I have told you initially, that I was born into the Royal family of Aderoju Ijina Quarters, in Ijoun. In the family of Aderoju, in the history of Ijoun, we have two ruling houses, Aderoju and the Aroja Oke. So, my father was once a king and he ascended the throne on January 13, 1955 and later joined his ancestors. And after that, in 1996, we had a new Oba. And the new king was Oba Jimoh Oyetunbo Olubo of the Ajagungbade, from Aroja Oke, who joined his ancestors on April 7, 2011. It now rotated and returned to our ruling house. And of course, I just won my election, the seventh day of my third term. The man passed on. And the town was without a king for about four years. And as a Prince, the family sat down, deliberated very well and they decided, that I should step into the shoe of my forefathers. When the call came, I was just returning from Abuja, precisely June 15, 2015, when the announcement of my candidature, as the Onijoun of Ijoun-designate was made on June 15, 2015. Traditionally, I was indoors until January 11, 2016, and I finally came out on January 13, 2016, which was the exact day- January 13– that my father was installed as the Onijoun of Ijoun. It was the day I too was installed. I was in a traditional confinement from June 15, 2015 to January 13, 2016, when I finally came out, as the newly crowned Onijoun of Ijoun. The announcement from the government was made on December 31, 2015, which was when the approval came. Of course, the kingmakers had finished their own job, since March 31, 2015, before it was announced, officially on June 15, 2015. Also, the final approval came from the government on December 31, 2015, and that paved the way for the traditional process of installing me as the king. So, on January 13, 2016, I was crowned. Then, the staff of office and coronation came up on March 26, 2016.

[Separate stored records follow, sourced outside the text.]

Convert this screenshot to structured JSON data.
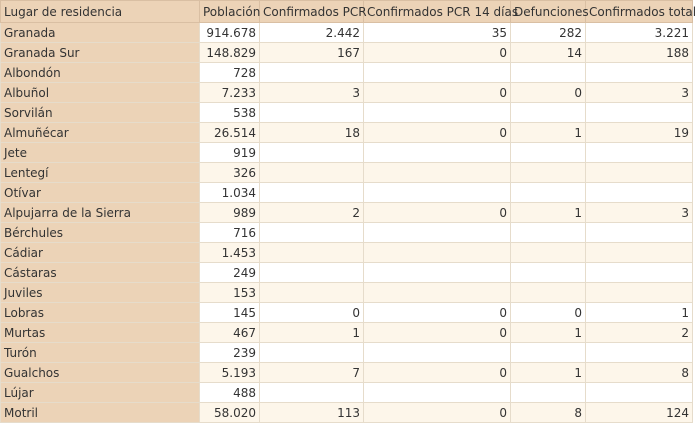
{
  "headers": [
    "Lugar de residencia",
    "Población",
    "Confirmados PCR",
    "Confirmados PCR 14 días",
    "Defunciones",
    "Confirmados total"
  ],
  "rows": [
    {
      "name": "Granada",
      "level": 0,
      "poblacion": "914.678",
      "pcr": "2.442",
      "pcr14": "35",
      "def": "282",
      "total": "3.221"
    },
    {
      "name": "Granada Sur",
      "level": 1,
      "poblacion": "148.829",
      "pcr": "167",
      "pcr14": "0",
      "def": "14",
      "total": "188"
    },
    {
      "name": "Albondón",
      "level": 2,
      "poblacion": "728",
      "pcr": "",
      "pcr14": "",
      "def": "",
      "total": ""
    },
    {
      "name": "Albuñol",
      "level": 2,
      "poblacion": "7.233",
      "pcr": "3",
      "pcr14": "0",
      "def": "0",
      "total": "3"
    },
    {
      "name": "Sorvilán",
      "level": 2,
      "poblacion": "538",
      "pcr": "",
      "pcr14": "",
      "def": "",
      "total": ""
    },
    {
      "name": "Almuñécar",
      "level": 2,
      "poblacion": "26.514",
      "pcr": "18",
      "pcr14": "0",
      "def": "1",
      "total": "19"
    },
    {
      "name": "Jete",
      "level": 2,
      "poblacion": "919",
      "pcr": "",
      "pcr14": "",
      "def": "",
      "total": ""
    },
    {
      "name": "Lentegí",
      "level": 2,
      "poblacion": "326",
      "pcr": "",
      "pcr14": "",
      "def": "",
      "total": ""
    },
    {
      "name": "Otívar",
      "level": 2,
      "poblacion": "1.034",
      "pcr": "",
      "pcr14": "",
      "def": "",
      "total": ""
    },
    {
      "name": "Alpujarra de la Sierra",
      "level": 2,
      "poblacion": "989",
      "pcr": "2",
      "pcr14": "0",
      "def": "1",
      "total": "3"
    },
    {
      "name": "Bérchules",
      "level": 2,
      "poblacion": "716",
      "pcr": "",
      "pcr14": "",
      "def": "",
      "total": ""
    },
    {
      "name": "Cádiar",
      "level": 2,
      "poblacion": "1.453",
      "pcr": "",
      "pcr14": "",
      "def": "",
      "total": ""
    },
    {
      "name": "Cástaras",
      "level": 2,
      "poblacion": "249",
      "pcr": "",
      "pcr14": "",
      "def": "",
      "total": ""
    },
    {
      "name": "Juviles",
      "level": 2,
      "poblacion": "153",
      "pcr": "",
      "pcr14": "",
      "def": "",
      "total": ""
    },
    {
      "name": "Lobras",
      "level": 2,
      "poblacion": "145",
      "pcr": "0",
      "pcr14": "0",
      "def": "0",
      "total": "1"
    },
    {
      "name": "Murtas",
      "level": 2,
      "poblacion": "467",
      "pcr": "1",
      "pcr14": "0",
      "def": "1",
      "total": "2"
    },
    {
      "name": "Turón",
      "level": 2,
      "poblacion": "239",
      "pcr": "",
      "pcr14": "",
      "def": "",
      "total": ""
    },
    {
      "name": "Gualchos",
      "level": 2,
      "poblacion": "5.193",
      "pcr": "7",
      "pcr14": "0",
      "def": "1",
      "total": "8"
    },
    {
      "name": "Lújar",
      "level": 2,
      "poblacion": "488",
      "pcr": "",
      "pcr14": "",
      "def": "",
      "total": ""
    },
    {
      "name": "Motril",
      "level": 2,
      "poblacion": "58.020",
      "pcr": "113",
      "pcr14": "0",
      "def": "8",
      "total": "124"
    }
  ]
}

Do you still enjoy the freedom that you were used to, when you were not a King?
This is where I was born and there is no way I can run away from here. It is the tradition and you must follow it. It is just a process to becoming an Oba in Yorubaland. We have different ways, anyway, but in Ijoun here, they will ask you to do the normal thing that a person should do before becoming the Onijoun of Ijoun. So, I passed through the processes, before I became the Onijoun of Ijoun. It gave me a sense of belonging that, ‘Mr. Honourable, you are no more an Honourable member, you are now an Oba. Prepare yourself and forget about all the enjoyments, travelling here and there, when you were Honorable member. Now, you are a traditional ruler of Ijoun. You will have to stay put here in Ijoun.’ Having stayed almost seven months here now, I am used to it. In fact, since June 15, 2015 up to date, I think, I have slept outside for only two or three nights. So, the rest, I have been here in Ijoun. Just like when I was born, and I didn’t know Abeokuta or Ilaro; I remain here in Ijoun, just like that. I am okay. I thank God that my children, many of them live abroad. Anytime I feel like going there to visit them, it is just for me to write an official application to travel out. Of course, I should have my own vacation, as well. So, I can go and see my children in US or UK or Canada. I have the time to do that, during my vacation, which I am just planning to do now. In almost two years, I have not been able to travel anywhere. Even my children do come home to see me, from three different places. Notwithstanding, I still need to go and visit them and also refresh myself there, enjoy the cool breeze there, before returning home. So, Ijoun is very peaceful. I love Ijoun. It is a place, where we don’t have air pollution. If I want to eat fresh vegetable now, it is just for me to send them to my backyard and they will get fresh vegetable for me. You can see that we are doing fine here in Ijoun. A few months now, there has been tremendous improvement among our people, and the orientation has changed. No thugery, no stealing and no violent crimes. We are enjoying it and we have been making our people happy.